Computing Hitting Set Kernels By AC^0-Circuits

TL;DR

This paper demonstrates that hitting set kernels for hypergraphs can be computed in constant parallel time, refuting previous conjectures about the limits of parallelization, by introducing a new sunflower concept and advanced color coding techniques.

Contribution

It introduces a new hypergraph sunflower concept and shows how to compute hitting set kernels in constant parallel time, surpassing prior sequential and limited parallel algorithms.

Findings

Hitting set kernels can be computed in constant parallel time.

A new generalized sunflower notion aids in parallel kernelization.

Iterated color coding can be collapsed into a single step.

Abstract

Given a hypergraph $H = (V,E)$, what is the smallest subset $X \subseteq V$ such that $e \cap X \neq \emptyset$ holds for all $e \in E$? This problem, known as the hitting set problem, is a basic problem in parameterized complexity theory.

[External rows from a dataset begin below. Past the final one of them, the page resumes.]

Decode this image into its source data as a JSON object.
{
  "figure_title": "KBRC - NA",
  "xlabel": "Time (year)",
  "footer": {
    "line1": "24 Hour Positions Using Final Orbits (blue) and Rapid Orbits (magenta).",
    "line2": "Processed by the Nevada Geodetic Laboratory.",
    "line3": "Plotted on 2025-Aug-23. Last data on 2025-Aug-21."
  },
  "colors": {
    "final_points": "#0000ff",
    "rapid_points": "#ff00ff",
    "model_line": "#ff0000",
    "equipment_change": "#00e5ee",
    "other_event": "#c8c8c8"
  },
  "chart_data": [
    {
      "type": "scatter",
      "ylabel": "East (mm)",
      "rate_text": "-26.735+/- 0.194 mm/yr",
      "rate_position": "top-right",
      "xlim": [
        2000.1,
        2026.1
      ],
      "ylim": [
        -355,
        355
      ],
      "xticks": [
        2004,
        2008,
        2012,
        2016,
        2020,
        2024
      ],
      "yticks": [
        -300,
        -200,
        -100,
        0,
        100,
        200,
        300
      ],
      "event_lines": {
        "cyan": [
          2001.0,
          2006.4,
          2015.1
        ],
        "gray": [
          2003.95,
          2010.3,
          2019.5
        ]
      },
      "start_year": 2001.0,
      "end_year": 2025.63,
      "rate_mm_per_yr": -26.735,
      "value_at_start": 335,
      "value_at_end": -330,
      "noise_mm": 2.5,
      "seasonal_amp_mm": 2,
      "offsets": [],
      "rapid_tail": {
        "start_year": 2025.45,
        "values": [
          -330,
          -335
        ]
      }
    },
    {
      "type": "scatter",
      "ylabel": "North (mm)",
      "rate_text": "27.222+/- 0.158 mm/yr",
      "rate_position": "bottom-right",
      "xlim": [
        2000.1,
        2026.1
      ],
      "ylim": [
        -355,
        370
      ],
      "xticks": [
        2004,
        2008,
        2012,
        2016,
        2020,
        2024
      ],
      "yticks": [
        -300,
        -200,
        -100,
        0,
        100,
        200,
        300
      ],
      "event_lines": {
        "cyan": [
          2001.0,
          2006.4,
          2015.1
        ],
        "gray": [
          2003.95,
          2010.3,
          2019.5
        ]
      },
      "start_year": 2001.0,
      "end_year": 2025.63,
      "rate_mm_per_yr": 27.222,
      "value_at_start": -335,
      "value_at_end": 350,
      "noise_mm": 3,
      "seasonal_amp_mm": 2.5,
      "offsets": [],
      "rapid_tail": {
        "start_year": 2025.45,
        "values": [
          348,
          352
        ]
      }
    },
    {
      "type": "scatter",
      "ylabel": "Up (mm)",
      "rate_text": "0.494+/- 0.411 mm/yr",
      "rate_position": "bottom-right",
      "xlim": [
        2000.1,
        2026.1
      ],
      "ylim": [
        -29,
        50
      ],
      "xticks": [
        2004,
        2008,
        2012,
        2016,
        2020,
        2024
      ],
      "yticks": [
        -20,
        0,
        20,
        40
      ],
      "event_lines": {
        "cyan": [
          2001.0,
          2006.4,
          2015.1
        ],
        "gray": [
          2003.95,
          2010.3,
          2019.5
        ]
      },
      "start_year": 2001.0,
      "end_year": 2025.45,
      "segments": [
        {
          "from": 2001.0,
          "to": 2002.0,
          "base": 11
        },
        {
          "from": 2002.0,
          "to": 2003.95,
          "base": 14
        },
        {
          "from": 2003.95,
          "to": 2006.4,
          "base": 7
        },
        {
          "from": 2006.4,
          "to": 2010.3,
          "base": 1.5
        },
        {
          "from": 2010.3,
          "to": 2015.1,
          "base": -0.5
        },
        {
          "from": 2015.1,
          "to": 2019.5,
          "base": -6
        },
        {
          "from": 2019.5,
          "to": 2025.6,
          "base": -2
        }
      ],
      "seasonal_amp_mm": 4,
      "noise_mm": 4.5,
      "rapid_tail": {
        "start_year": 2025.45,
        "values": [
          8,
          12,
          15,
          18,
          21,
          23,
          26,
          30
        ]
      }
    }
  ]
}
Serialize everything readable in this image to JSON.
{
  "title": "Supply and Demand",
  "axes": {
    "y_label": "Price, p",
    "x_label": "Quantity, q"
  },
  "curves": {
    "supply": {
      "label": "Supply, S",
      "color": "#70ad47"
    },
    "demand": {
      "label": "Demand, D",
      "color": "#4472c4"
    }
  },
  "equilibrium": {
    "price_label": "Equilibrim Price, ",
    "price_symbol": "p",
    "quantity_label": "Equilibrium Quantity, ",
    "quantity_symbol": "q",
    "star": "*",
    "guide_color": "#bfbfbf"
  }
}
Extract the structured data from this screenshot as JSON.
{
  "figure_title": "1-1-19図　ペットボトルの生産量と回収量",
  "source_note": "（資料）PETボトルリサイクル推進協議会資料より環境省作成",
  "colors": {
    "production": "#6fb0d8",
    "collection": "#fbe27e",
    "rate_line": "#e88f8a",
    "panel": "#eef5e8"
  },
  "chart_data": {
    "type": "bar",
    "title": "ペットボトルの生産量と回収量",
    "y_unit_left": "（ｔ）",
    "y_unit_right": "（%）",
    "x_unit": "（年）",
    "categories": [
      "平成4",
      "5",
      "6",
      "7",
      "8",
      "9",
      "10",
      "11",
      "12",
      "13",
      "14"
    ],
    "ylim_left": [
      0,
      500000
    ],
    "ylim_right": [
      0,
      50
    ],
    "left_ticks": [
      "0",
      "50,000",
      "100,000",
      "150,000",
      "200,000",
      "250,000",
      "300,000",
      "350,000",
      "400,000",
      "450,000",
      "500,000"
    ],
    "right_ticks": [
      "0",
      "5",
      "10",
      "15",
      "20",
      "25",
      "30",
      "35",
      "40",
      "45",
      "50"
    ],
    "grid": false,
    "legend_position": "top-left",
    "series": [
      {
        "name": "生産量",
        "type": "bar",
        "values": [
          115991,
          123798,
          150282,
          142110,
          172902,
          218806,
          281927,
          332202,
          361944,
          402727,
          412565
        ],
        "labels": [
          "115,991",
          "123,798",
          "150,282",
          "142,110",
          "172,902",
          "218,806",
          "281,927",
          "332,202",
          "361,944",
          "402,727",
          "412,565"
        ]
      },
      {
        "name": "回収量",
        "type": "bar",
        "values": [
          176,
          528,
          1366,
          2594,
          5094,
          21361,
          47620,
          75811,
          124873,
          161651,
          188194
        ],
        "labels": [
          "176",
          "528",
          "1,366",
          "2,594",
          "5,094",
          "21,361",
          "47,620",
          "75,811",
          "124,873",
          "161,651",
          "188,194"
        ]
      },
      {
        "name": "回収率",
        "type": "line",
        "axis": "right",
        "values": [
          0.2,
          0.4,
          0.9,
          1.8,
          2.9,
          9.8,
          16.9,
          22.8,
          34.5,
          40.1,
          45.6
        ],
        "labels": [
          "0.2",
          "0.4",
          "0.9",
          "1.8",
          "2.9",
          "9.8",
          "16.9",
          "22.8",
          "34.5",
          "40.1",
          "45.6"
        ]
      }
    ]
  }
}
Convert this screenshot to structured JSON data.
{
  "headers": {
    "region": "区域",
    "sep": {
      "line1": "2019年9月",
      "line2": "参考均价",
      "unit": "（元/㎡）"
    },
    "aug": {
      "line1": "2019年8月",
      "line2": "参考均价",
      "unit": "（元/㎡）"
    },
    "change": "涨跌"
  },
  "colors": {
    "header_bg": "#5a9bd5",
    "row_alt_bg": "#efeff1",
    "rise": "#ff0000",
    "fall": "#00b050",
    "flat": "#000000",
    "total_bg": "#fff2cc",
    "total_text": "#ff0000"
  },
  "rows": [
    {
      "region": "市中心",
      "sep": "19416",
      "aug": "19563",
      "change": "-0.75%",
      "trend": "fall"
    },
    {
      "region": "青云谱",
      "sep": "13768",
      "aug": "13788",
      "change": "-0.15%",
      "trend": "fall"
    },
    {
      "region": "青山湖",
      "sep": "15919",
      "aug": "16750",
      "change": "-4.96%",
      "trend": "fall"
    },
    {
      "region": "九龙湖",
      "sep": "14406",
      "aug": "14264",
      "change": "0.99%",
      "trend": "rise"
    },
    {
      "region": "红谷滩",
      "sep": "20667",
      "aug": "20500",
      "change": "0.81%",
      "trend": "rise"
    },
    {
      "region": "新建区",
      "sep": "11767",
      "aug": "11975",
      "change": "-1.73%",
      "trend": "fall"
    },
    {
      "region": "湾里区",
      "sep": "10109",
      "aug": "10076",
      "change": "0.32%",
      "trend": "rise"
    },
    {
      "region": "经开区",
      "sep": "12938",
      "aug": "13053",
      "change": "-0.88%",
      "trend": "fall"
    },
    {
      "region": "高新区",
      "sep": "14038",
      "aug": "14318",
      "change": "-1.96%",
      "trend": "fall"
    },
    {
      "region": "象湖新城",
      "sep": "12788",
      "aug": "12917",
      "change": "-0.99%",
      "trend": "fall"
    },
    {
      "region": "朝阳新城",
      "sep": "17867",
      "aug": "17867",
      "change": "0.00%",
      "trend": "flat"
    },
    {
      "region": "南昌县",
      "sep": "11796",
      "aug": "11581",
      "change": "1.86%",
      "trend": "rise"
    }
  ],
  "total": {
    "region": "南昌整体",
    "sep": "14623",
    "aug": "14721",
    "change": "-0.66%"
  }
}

There are well-known kernelization algorithms for it, which get a hypergraph $H$ and a number $k$ as input and output a hypergraph $H'$ such that (1) $H$ has a hitting set of size $k$ if, and only if, $H'$ has such a hitting set and (2) the size of $H'$ depends only on $k$ and on the maximum cardinality $d$ of edges in $H$. The algorithms run in polynomial time, but are highly sequential. Recently, it has been shown that one of them can be parallelized to a certain degree: one can compute hitting set kernels in parallel time $O(d)$ -- but it was conjectured that this is the best parallel algorithm possible. We refute this conjecture and show how hitting set kernels can be computed in constant parallel time. For our proof, we introduce a new, generalized notion of hypergraph sunflowers and show how iterated applications of the color coding technique can sometimes be collapsed into a single application.